After joining the Hawaii Police Department in July 1982 (35 years), Chief Ferreira worked as a patrol officer, detective and several positions in the Administrative Bureau, including Assistant Chief, where he oversaw the Administrative and Technical Services Divisions.  Puna was his first assignment, then Kona.  He served in criminal investigation as a detective.  In 1999, he moved to the administrative division in charge of training, and learned that there was much more to policing than patrolling on the streets.  During the last eight years, he served as the Deputy Police Chief.
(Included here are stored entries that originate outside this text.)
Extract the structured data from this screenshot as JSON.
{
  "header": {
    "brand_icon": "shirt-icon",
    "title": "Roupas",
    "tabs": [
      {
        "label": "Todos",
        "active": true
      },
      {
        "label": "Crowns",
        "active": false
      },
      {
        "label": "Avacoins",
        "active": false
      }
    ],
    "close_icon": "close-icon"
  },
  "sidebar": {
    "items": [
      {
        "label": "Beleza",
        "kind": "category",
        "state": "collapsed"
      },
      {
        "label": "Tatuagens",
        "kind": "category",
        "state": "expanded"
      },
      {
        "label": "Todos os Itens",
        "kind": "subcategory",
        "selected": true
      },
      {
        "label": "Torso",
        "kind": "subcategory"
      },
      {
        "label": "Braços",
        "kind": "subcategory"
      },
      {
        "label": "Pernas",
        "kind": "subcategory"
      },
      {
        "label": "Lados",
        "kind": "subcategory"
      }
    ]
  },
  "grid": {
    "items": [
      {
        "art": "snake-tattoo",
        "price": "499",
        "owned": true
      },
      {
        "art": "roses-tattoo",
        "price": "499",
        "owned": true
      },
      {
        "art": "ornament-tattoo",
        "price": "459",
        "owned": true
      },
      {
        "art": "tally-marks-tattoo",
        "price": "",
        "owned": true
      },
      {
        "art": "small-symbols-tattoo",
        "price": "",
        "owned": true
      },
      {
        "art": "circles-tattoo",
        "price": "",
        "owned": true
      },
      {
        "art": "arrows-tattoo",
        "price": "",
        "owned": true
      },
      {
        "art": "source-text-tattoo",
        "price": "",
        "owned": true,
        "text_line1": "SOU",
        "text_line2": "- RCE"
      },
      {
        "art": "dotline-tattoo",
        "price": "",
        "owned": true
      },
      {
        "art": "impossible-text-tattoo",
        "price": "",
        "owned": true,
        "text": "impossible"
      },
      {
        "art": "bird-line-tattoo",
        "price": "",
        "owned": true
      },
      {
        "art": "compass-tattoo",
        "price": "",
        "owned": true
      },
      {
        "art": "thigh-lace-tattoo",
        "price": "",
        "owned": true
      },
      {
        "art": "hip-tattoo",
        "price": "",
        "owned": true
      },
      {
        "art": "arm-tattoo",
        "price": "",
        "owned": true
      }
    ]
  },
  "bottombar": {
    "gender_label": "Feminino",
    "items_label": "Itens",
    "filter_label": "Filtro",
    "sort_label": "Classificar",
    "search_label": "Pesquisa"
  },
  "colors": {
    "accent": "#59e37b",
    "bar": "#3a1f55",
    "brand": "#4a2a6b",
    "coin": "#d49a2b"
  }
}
Chief Ferreira will strive to make our police force second to none in the State.
 
Deputy Police Chief Kenneth Bugado Jr. joined the Hawaii Police Department in February 1989 (28 years).  During his career, he worked as a Patrol Officer, Patrol Sergeant, Criminal Intelligence Unit Detective, Lieutenant of the Accreditation Section and Captain of the Criminal Intelligence Unit and Office of Professional Standards.  ​Deputy Bugado's vision is keep Hawaii Island the safest place in the world.  
 
Chief Ferreira and Deputy Bugado responded to questions:
  • Cultural Differences.  Chief Ferreira explained how important it is for police officers to be trained to respond with aloha; this training includes multi-cultural awareness and sensitivity.  
  • Accountability.  The department is nationally accredited.  Accreditation includes a public session that allows people to testify. The accreditation assesses against 460 standards.  Re-accreditation occurs every 3 years.
  • Homelessness.  Homelessness is a community issue. The department is working with downtown associations.  The officers assist the homeless to connect with resources to help them get off the streets.  Improved lighting helps to deter squatting.
  • Firearms.  A few other countries do not carry firearms. Hawaii has one of strictest laws controlling firearms, especially concealed weapons in public. Offiicers carry a taser, mace, baton; firearm is a last resort. Air soft guns mimic real guns distinguished only by the orange symbol.  Sometimes the symbol is painted black. Would be nice if something more could be done to better distinguish air guns from real weapons. Texas is open-carry State; no one helped when officers were ambushed. Education is the most important if you are going to carry a weapon.
  • Three strikes out policy.  This policy has not been enforced.  Jails are crowded. Prisoners sent to Mainland prisons develop a gang mindset.